MCCLEARY, Wash. - The first anniversary of Lindsey Baum's disappearance is nearing. Crews are meticulously picking through different forested areas around McCleary this weekend, using new tactics to find evidence of her or her captor. Shoulder to shoulder, volunteers wield rakes, picks, even machetes. They're looking for anything that shouldn't naturally be there.
"This is probably the hardest part of the searching part for evidence, especially when you have to go through all the brush as these folks," said volunteer crew boss Doyle Wenzel. "Its amazing what you can find out in the forest that people have discarded. We found a safe earlier this morning, clothing, blankets, gloves.... "
Wenzel marks and categorizes every bit of potential evidence. This weekend's hunt through the brush around the Grays Harbor town of McCleary is a combination of old and new: Volunteers use old-fashioned hand tools to search out areas defined by new technology. Analysts sitting in offices have cross referenced computerized tips, GPS images and reports to narrow down the search field.
The lack off any solid evidence surrounding Baum's disappearance last June at least leaves hope that she might still be living. Yet, cadaver trained dogs also join the hunt for clues.
"In these types of situations, we have to look at both sides of the spectrum, " said Detective Ed McGowan with the Grays Harbor Sheriff's Department.
Just this week investigators released the only home video known to exist of then 10-year-old Lindsey. It was taken months before she walked home from a friend's house in June 2009 and was never seen again. Meanwhile, detectives still hope to find the two men shown in surveillance video taken the night she disappeared. They may have unknowingly witnessed something suspicious.

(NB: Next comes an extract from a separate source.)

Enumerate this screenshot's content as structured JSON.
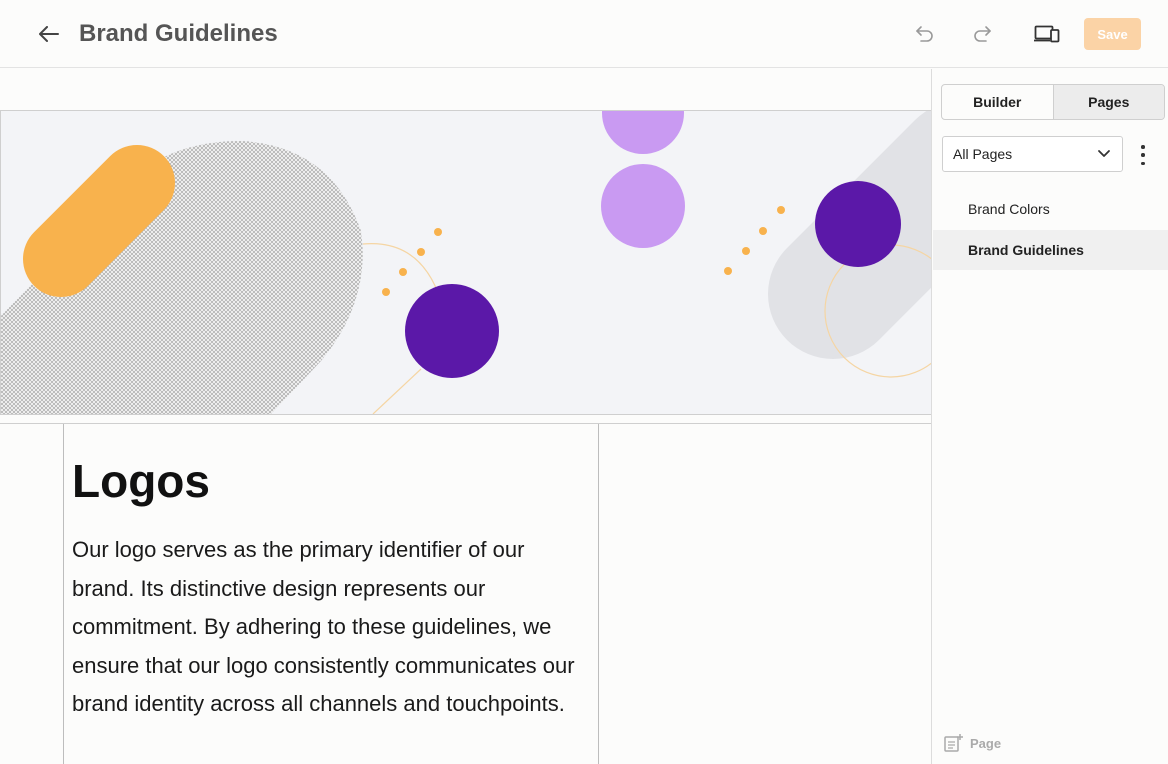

The search through the forest continues through Sunday. More than 70 volunteers, representing at least five different agencies, are hoping their investment of time and work will ultimately pay off.
"That one little piece of evidence we find today, may lead us to solving the case," said McGowan.
Both Grays Harbor and the FBI have dedicated detectives assigned to this case. They will next analyze any evidence discovered in the forest.